Minority Banker from North Makes A Good Thing of Failed Alabama S&L

Tuskegee, a central Alabama town of 12,000 about 15 miles from the nearest Wal-Mart, is hardly the place most bankers would look to buy a failed savings and loan.

The average personal income of residents in the town - best known for its African-American college of the same name - is half the national average.

"This is not an area other banks are looking to come to," said James W. Wright, president and chief executive of First Tuskegee Bank. "There is not enough growth here."

But Mr. Wright, who bought century-old Tuskegee Savings and Loan Association (founded by Booker T. Washington) from the Resolution Trust Corp. in 1991, has built it into the top-performing minority-owned community bank in the country.

In the last five years, $52 million-asset First Tuskegee Bank, which now has a state bank charter, posted an average return on assets of 2.44% and return on equity of 28.30%.

Mr. Wright previously had been president and chief executive of Beneficial National Bank, the consumer finance subsidiary of Wilmington, Del.-based Beneficial Corp. Two of the Tuskegee bank's officers also came from Beneficial.

Mr. Wright said tax credits that were meant to help failed thrifts in predominantly minority areas remain minority-owned had helped attract him to Tuskegee, where 98% of the population is African-American, he said.

The bank offers a variety of savings and checking accounts, mortgages, and auto loans, but customers said its most important facet is a desire to serve residents.

"When I first moved here, people told me that's the place to keep your money," said Lula Bridges, director of the Macon County Chamber of Commerce.

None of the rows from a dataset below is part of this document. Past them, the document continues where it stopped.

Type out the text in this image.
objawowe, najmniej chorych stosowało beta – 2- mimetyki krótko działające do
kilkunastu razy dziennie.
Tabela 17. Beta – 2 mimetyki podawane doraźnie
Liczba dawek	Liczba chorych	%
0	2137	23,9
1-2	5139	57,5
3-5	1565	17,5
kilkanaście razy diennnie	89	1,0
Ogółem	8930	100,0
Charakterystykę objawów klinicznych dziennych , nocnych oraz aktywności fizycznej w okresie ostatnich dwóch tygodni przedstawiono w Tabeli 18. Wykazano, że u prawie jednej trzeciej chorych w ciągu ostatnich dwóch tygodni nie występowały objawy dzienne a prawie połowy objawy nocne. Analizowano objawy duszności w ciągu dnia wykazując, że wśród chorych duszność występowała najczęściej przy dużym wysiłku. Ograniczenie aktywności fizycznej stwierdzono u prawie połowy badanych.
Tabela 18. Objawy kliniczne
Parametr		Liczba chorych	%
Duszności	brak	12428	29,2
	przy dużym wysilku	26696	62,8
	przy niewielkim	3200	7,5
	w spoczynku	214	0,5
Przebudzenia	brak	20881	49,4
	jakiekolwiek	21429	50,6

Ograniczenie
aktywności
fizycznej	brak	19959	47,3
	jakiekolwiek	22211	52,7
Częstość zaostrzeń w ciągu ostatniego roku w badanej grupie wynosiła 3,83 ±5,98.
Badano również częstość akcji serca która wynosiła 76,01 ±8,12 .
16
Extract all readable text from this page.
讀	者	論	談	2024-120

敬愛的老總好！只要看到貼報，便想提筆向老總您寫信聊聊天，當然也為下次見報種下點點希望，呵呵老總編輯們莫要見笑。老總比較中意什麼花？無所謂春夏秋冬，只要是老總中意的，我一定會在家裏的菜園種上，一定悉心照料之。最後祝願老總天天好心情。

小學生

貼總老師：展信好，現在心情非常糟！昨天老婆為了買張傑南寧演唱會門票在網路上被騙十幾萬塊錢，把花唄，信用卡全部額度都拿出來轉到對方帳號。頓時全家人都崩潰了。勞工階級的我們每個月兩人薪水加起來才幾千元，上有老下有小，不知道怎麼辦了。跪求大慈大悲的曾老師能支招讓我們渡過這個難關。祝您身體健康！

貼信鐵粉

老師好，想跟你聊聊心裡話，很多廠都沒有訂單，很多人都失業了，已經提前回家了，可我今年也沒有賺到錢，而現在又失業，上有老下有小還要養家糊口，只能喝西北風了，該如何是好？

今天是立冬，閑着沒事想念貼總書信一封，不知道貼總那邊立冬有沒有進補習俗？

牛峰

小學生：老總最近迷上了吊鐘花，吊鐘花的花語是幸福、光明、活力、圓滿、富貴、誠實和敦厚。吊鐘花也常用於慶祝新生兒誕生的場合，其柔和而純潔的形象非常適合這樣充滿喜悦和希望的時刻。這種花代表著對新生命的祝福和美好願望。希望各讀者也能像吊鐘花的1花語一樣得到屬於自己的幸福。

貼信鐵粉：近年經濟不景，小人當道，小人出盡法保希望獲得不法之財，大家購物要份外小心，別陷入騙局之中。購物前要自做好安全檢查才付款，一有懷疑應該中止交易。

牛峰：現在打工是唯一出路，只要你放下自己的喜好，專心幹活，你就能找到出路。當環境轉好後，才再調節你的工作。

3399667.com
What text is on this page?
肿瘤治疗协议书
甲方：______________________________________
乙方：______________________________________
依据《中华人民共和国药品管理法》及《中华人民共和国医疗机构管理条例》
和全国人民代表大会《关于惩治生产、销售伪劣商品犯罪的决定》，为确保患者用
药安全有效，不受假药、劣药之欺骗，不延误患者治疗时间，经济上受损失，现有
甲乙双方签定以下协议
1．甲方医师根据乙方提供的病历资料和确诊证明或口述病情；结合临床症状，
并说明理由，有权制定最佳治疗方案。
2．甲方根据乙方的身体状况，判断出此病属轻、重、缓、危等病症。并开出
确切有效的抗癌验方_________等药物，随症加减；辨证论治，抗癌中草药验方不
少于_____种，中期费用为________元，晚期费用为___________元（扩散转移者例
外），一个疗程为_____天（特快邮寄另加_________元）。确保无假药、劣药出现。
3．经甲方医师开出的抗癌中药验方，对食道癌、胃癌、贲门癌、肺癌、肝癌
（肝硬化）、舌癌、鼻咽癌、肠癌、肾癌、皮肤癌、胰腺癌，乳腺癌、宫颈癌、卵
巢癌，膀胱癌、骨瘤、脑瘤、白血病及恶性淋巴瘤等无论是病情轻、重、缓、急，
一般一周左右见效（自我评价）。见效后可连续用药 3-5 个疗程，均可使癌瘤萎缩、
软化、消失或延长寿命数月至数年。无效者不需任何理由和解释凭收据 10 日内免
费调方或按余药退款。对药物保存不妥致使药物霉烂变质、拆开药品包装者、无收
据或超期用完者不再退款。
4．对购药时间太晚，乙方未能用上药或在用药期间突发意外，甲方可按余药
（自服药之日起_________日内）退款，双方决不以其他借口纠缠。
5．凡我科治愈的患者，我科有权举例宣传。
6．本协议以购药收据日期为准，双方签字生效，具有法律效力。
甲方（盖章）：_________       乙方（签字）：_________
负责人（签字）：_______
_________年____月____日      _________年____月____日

In the last five years, the bank has nearly doubled its assets, aided by deposits of public funds from Tuskegee University and Alabama State University, two county governments, and local school districts.

What's more, First Tuskegee has branched into Montgomery, where the white-columned state capitol is encircled by 20-story buildings bearing the names of the major Birmingham-based banks.

The small bank's two Montgomery offices, which were opened in 1993, mean a lot to residents of Tuskegee, a town with a limited job market and no department stores or shopping mall.

"People are very proud of those branches," Ms. Bridges said. "When we are doing our shopping in Montgomery on a Saturday, we can take care of our banking there."

Despite his northern roots, Mr. Wright said, he did not have much trouble adjusting to life and the business culture in a small southern town.

"I'm clearly not a native Alabaman or a native Tuskegean," he said, "but I'm a human being, and I've experienced many of the same things my customers have."

Instead of denying credit applications, Mr. Wright tailors products to his customers. First Tuskegee offers Small Business Administration loans rather than conventional business loans and issues secured credit cards for customers with questionable credit histories.

"Since he came in, he has gone out of his way to get in touch with the needs of the community," said Robert L. Davis, president and chief executive of Alabama Exchange Bank in Tuskegee.

When Mr. Wright and his colleagues from Wilmington joined First Tuskegee, the bank held an open house to introduce them and began advertising in the local newspaper and on radio stations.

Genelle Dix, a customer service representative who has worked at First Tuskegee for 10 years, said Tuskegee residents appreciate Mr. Wright's effort to get to know the community.

"We were all waiting to see who would come in and take over the bank, and we got exactly what we wanted," Ms. Dix said. "He made himself right at home."